Because C8 has been linked to heart attacks, breast cancer and testicular cancer in humans, and appears in animal species worldwide, the case is sparking intense national and international regulatory interest. The evidence uncovered by the plaintiffs’ team has led the U.S. Environmental Protection Agency (EPA) to initiate a $300 million suit against DuPont for illegally withholding data about the potential dangers of C8 exposure, and spurred the EPA on June 27, 2005, to reclassify C8 from a “suggested” to a “likely” human carcinogen.

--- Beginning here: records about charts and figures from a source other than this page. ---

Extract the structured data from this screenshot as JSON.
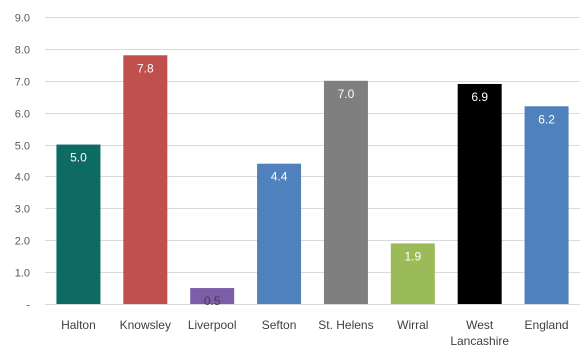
{
  "chart_data": {
    "type": "bar",
    "categories": [
      "Halton",
      "Knowsley",
      "Liverpool",
      "Sefton",
      "St. Helens",
      "Wirral",
      "West Lancashire",
      "England"
    ],
    "category_lines": [
      [
        "Halton"
      ],
      [
        "Knowsley"
      ],
      [
        "Liverpool"
      ],
      [
        "Sefton"
      ],
      [
        "St. Helens"
      ],
      [
        "Wirral"
      ],
      [
        "West",
        "Lancashire"
      ],
      [
        "England"
      ]
    ],
    "values": [
      5.0,
      7.8,
      0.5,
      4.4,
      7.0,
      1.9,
      6.9,
      6.2
    ],
    "value_labels": [
      "5.0",
      "7.8",
      "0.5",
      "4.4",
      "7.0",
      "1.9",
      "6.9",
      "6.2"
    ],
    "colors": [
      "#0d6b63",
      "#c0504d",
      "#7b5ea7",
      "#4f81bd",
      "#7f7f7f",
      "#9bbb59",
      "#000000",
      "#4f81bd"
    ],
    "label_colors": [
      "#ffffff",
      "#ffffff",
      "#404040",
      "#ffffff",
      "#ffffff",
      "#ffffff",
      "#ffffff",
      "#ffffff"
    ],
    "ylim": [
      0,
      9
    ],
    "ytick_values": [
      0,
      1,
      2,
      3,
      4,
      5,
      6,
      7,
      8,
      9
    ],
    "ytick_labels": [
      "-",
      "1.0",
      "2.0",
      "3.0",
      "4.0",
      "5.0",
      "6.0",
      "7.0",
      "8.0",
      "9.0"
    ],
    "grid": true,
    "title": "",
    "xlabel": "",
    "ylabel": ""
  }
}
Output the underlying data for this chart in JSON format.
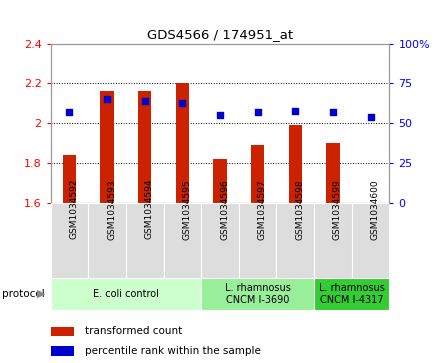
{
  "title": "GDS4566 / 174951_at",
  "samples": [
    "GSM1034592",
    "GSM1034593",
    "GSM1034594",
    "GSM1034595",
    "GSM1034596",
    "GSM1034597",
    "GSM1034598",
    "GSM1034599",
    "GSM1034600"
  ],
  "transformed_count": [
    1.84,
    2.16,
    2.16,
    2.2,
    1.82,
    1.89,
    1.99,
    1.9,
    1.6
  ],
  "percentile_rank": [
    57,
    65,
    64,
    63,
    55,
    57,
    58,
    57,
    54
  ],
  "bar_bottom": 1.6,
  "ylim_left": [
    1.6,
    2.4
  ],
  "ylim_right": [
    0,
    100
  ],
  "yticks_left": [
    1.6,
    1.8,
    2.0,
    2.2,
    2.4
  ],
  "yticks_right": [
    0,
    25,
    50,
    75,
    100
  ],
  "bar_color": "#cc2200",
  "dot_color": "#0000cc",
  "protocol_groups": [
    {
      "label": "E. coli control",
      "start": 0,
      "end": 4,
      "color": "#ccffcc"
    },
    {
      "label": "L. rhamnosus\nCNCM I-3690",
      "start": 4,
      "end": 7,
      "color": "#99ee99"
    },
    {
      "label": "L. rhamnosus\nCNCM I-4317",
      "start": 7,
      "end": 9,
      "color": "#33cc33"
    }
  ],
  "legend_bar_label": "transformed count",
  "legend_dot_label": "percentile rank within the sample",
  "protocol_label": "protocol",
  "sample_box_color": "#dddddd",
  "spine_color": "#999999"
}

The other finalists for the 2005 Trial Lawyer of the Year Award, also honored at the gala, were:

• Chicago-based lawyers Michael I. Behn of Futterman Howard, Steven A. Miller of Sachnoff & Weaver, Bruce C. Howard of Robert D. Allison & Associates, Michael Jaskula of Soule, Bradtke & Lambert, and Thomas Asch, then “of counsel” to Sachnoff & Weaver, who in U.S. ex rel. Robinson v. Northrop Grumman Corporation used the qui tam or “whistleblower” provisions of the federal False Claims Act to achieve a $133 million settlement and win justice after 16 years for two whistleblowers who were fired and blackballed for exposing massive fraud against the Pentagon in the mid-to-late 1980s at Northrop Grumman Corporation, one of the nation’s largest defense contractors. “Smoking gun” evidence uncovered by the plaintiffs’ legal team showed that Northrop concealed major accounting irregularities and misled Pentagon auditors.
 
• Russ M. Herman and Stephen J. Herman of Herman, Herman, Katz & Cotlar, L.L.P., in New Orleans, Bruce C. Dean of Bruce Dean, L.L.C. and Deborah M. Sulzer of Gauthier, Houghtaling, Williams, and Sulzer, both in Metairie, Louisiana, Robert L. Redfearn of New Orleans’ Simon, Peragine, Smith & Redfearn, Stephen B. Murray, Sr., and Stephen B. Murray, Jr., of New Orleans’ Murray Law Firm, Walter J. Leger and Christine L. DeSue of New Orleans’ Leger and Mestayer, Joseph M. Bruno and David S. Scalia of New Orleans’ Bruno and Bruno, Kenneth M. Carter of New Orleans’ Kenneth M. Carter, PLC, solo practitioner W. James Singleton of Shreveport, Raul R. Bencomo of New Orleans’ Bencomo and Associates, Meyer H. Gertler and Louis L. Gertler of New Orleans’ Gertler, Gertler, Vincent & Plotkin, Daniel E. Becnel, Jr., of Law Offices of Daniel E. Becnel, Jr. in Reserve, Louisiana, and Jack M. Bailey, Jr., of Shreveport’s Law Offices of Jack M. Bailey, Jr., who won a landmark May 2004 jury verdict in Scott v. American Tobacco Company, a class action suit against Big Tobacco. The Scott jury ordered the tobacco industry to pay $590 million for a 10-year program of smoking cessation strategies to help Louisiana smokers kick the habit – the nation’s first tobacco industry-funded program of this kind. The verdict covers hundreds of thousands of state residents who took up smoking between 1954, when the tobacco industry began its 50-year cover-up about nicotine addiction and smoking’s connection to disease, and May 1996, when the suit was filed.
 
• Patrick J. McGroder of the Phoenix firm Gallagher & Kennedy, P.A., and David L. Perry of Perry & Haas in Corpus Christi, Texas, who have made the country’s most popular police car –  Ford’s Crown Victoria Police Interceptor – safer for officers across the nation, achieving a confidential settlement in Schechterle v. Ford Motor Company for a Phoenix police officer severely burned in a post-collision fire caused by the vehicle’s dangerous design. Through eight other Crown Vic cases, and a far-reaching public education campaign, McGroder and Perry have forced Ford to retrofit approximately 350,000 police cruisers to correct the safety defect that has led to the burning deaths of 18 officers.